[Numpy-discussion] Quaternion dtype for NumPy - initial implementation available

Charles R Harris charlesr.harris at gmail.com
Fri Jul 29 11:14:00 EDT 2011


On Fri, Jul 29, 2011 at 9:03 AM, Martin Ling <martin-numpy at earth.li> wrote:

> On Thu, Jul 28, 2011 at 09:48:29PM -0500, Robert Love wrote:
> >
> > Quaternions have a "handedness" or a sign convention.  The recently
> > departed Space Shuttle used a Left versor convention while most
> > things, including Space Station, use the right versor convention, in
> > their flight software.  Made for frequent confusion.
> >
> > Let me see if I can illustrate by showing the functions I use for
> > converting a matrix to a quaternion.
> >
> > [snip]
>
> OK, the difference here is between quaternion conjugates.

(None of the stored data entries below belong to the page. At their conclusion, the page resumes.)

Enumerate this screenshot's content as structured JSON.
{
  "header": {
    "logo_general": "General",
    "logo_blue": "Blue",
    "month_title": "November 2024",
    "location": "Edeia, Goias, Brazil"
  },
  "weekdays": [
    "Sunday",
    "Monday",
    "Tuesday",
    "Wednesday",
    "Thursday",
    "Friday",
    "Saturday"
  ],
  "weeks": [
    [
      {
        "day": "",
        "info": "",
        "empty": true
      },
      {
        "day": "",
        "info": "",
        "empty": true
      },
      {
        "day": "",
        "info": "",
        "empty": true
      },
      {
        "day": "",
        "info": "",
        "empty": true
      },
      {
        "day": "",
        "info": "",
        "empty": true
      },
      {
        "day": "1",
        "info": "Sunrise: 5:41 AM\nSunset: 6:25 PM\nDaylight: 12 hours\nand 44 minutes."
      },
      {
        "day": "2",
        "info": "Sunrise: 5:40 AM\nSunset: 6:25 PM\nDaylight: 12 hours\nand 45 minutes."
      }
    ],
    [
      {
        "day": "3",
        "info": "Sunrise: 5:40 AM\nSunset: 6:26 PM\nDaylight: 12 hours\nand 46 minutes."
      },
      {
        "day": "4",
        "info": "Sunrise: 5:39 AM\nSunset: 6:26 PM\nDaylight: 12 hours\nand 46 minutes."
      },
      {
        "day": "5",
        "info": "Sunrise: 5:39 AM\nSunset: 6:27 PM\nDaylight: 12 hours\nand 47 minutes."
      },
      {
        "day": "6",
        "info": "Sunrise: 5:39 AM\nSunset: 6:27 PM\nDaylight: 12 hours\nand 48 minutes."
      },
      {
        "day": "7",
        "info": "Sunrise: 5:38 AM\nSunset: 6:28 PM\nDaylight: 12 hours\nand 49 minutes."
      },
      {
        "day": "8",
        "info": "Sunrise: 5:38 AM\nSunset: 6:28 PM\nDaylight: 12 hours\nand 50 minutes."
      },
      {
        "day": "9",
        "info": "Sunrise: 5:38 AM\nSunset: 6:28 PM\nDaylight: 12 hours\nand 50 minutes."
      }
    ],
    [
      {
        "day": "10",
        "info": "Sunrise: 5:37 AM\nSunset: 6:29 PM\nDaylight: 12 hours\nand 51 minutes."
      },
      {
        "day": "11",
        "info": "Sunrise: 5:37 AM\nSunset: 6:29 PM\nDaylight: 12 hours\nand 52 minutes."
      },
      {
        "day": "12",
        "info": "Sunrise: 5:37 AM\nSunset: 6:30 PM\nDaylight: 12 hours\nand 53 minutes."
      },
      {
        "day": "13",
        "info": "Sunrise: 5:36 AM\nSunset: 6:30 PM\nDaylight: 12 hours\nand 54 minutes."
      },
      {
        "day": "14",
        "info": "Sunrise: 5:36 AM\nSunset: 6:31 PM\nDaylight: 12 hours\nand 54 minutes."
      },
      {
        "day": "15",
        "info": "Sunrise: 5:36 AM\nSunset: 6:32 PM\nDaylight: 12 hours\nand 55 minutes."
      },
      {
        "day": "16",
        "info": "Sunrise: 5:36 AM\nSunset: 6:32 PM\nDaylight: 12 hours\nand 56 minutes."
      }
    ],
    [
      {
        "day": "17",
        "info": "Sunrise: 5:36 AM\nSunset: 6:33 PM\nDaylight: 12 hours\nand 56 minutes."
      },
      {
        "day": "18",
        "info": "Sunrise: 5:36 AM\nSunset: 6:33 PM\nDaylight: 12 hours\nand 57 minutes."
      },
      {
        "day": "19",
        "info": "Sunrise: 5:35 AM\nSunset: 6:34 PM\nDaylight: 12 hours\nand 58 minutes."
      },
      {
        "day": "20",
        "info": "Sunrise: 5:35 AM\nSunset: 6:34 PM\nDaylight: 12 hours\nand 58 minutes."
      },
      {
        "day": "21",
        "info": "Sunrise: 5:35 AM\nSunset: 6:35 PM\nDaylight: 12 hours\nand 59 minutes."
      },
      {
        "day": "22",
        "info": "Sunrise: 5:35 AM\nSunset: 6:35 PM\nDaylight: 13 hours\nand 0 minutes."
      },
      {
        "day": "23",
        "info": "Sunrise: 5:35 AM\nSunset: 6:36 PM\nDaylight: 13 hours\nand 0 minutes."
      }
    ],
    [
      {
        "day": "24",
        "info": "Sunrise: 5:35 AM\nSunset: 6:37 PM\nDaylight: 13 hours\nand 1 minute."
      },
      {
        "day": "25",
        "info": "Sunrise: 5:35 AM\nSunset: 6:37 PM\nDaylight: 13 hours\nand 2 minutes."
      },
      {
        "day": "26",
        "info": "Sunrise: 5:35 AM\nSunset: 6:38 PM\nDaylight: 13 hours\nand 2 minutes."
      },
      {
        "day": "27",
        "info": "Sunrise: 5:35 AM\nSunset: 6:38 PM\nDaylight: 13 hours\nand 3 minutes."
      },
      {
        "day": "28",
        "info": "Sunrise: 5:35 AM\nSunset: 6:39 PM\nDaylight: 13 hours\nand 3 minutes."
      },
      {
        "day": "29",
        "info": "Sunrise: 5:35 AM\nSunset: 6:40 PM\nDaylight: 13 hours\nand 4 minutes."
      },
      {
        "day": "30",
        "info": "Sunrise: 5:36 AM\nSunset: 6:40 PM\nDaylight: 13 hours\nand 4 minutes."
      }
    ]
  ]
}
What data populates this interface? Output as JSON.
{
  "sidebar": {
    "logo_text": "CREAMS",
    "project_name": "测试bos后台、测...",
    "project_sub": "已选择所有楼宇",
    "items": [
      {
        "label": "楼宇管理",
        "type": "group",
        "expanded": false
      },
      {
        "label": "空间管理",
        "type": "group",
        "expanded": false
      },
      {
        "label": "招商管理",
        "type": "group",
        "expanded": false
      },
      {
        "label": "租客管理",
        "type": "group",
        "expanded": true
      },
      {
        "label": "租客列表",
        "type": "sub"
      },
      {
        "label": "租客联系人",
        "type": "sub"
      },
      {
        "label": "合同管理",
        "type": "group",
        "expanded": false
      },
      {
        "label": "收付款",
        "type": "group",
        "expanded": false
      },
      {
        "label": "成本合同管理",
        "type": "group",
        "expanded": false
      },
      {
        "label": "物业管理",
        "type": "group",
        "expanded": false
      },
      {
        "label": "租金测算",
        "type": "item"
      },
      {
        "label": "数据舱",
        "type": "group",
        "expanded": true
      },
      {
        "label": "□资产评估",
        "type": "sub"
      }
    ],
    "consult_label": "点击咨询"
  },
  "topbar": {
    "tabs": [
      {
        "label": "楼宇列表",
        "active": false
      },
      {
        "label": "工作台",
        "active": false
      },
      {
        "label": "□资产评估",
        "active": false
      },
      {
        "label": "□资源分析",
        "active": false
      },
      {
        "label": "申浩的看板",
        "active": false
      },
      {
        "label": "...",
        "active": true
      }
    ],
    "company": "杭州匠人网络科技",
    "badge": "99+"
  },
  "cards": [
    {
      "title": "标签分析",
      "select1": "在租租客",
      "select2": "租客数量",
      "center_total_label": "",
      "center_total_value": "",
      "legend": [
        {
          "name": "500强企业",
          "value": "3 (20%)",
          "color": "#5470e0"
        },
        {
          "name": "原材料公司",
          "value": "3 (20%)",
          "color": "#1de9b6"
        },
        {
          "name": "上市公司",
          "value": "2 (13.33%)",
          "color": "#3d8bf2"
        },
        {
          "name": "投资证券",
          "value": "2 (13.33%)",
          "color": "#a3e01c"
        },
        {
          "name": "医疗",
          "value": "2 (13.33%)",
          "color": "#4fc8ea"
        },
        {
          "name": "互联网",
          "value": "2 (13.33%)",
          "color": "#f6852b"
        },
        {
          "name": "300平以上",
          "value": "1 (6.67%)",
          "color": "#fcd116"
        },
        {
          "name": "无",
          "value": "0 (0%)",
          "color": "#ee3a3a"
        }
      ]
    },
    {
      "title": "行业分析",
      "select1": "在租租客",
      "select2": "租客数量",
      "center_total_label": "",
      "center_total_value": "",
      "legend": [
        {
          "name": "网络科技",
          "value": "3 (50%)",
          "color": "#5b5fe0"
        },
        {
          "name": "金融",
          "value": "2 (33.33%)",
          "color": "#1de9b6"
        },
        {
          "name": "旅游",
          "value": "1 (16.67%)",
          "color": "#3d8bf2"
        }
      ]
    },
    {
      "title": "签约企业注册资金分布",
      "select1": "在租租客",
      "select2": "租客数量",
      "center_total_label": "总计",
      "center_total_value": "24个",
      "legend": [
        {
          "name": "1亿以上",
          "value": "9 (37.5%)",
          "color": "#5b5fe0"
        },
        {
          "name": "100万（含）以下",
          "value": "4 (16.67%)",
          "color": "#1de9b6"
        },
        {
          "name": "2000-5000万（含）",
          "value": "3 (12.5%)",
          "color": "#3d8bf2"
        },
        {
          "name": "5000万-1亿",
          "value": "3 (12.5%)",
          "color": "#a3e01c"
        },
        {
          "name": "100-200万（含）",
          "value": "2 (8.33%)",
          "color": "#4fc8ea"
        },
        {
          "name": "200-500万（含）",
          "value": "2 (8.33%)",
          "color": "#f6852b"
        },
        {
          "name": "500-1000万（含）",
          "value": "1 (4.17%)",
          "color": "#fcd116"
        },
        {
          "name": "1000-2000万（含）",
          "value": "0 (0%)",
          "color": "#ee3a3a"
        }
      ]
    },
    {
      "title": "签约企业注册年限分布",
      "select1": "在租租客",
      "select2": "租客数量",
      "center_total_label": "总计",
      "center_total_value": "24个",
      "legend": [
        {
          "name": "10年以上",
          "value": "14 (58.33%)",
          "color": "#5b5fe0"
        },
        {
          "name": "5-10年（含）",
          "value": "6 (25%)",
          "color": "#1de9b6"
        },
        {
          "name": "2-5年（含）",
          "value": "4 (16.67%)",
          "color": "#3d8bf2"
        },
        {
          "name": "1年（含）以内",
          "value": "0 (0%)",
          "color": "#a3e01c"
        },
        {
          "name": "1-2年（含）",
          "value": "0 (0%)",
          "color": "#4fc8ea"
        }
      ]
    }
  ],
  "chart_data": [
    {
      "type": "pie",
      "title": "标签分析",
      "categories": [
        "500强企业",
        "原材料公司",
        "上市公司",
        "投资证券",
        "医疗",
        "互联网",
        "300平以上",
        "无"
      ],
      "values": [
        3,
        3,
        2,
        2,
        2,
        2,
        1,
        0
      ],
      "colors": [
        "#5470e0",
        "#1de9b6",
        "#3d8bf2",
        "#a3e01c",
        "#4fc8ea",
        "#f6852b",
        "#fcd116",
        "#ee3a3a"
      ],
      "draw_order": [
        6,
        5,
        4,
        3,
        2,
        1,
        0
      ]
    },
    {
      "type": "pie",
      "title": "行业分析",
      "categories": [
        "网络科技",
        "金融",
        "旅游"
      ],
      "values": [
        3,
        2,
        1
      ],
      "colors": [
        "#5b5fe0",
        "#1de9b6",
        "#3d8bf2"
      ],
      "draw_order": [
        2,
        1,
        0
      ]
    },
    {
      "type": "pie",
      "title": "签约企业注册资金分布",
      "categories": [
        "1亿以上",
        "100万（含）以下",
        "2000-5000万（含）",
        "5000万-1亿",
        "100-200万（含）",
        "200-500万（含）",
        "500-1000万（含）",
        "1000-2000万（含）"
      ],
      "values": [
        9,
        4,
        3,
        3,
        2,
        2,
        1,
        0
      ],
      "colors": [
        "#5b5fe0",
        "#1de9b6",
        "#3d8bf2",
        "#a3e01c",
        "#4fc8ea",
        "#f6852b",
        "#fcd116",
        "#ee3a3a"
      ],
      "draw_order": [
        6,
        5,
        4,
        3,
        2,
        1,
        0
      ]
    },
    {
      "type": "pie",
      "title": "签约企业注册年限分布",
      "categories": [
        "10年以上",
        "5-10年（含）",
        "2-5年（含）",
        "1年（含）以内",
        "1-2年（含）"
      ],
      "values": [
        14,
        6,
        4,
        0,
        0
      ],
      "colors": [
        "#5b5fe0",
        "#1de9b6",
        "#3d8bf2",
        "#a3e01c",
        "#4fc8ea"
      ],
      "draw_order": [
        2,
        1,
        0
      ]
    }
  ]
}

Your two
> matrix-to-quaternion functions return the conjugate of each other, and
> one of your rotate-vector-by-quaternion functions uses the conjugate of
> the quaternion.
>
> When quaternions are used to represent rotations, quaternion conjugates
> represent "opposite" rotations.
>
> E.g. if you have two spacecraft A and B and are considering the rotation
> between them, you can describe this as the rotation from A->B or as the
> rotation from B->A. The two quaternions will be the conjugate of each
> other.
>
> Similarly, if two systems describe the same rotation on the same axes
> but one defines rotation using the right-hand rule and the other the
> left-hand rule, their two quaternions will be the conjugate of each
> other.
>
> What this is all about is a matter of what co-ordinate frames you choose
> to interpret things in, not something about a "handedness" of quaternions.
> Quaternions themselves do not have a "handedness", they are just numbers.
>
> If you have systems using opposite co-ordinate frames, or indeed any
> other differing co-ordinate systems, then the best approach is to
> explicitly convert everything into a single chosen co-ordinate frame
> before doing any calculations. Don't entangle your representation
> changes (e.g. matrix to quaternion) and transforms (e.g. rotate vector)
> with co-ordinate frame changes.
>
> Your 'left versor' functions are the correct ones. Your 'right versor'
> functions create and use the opposite rotations. I don't know where you
> got this 'left versor' and 'right versor' terminology from. This thread
> seems to be the only hit for these terms together on Google.
>
>
Well, if the shuttle used a different definition then it was out there
somewhere. The history of quaternions is rather involved and mixed up with
vectors, so it may be the case that there were different conventions. It
might also be that the difference was between vector and coordinate
rotations, but it is hard to tell without knowing how the code actually made
use of the results. The left/right versor terminology is new to me also.
Maybe it's like economists never admitting to knowing the word 'derivative'
as in calculus, it's all marginal this and marginal that.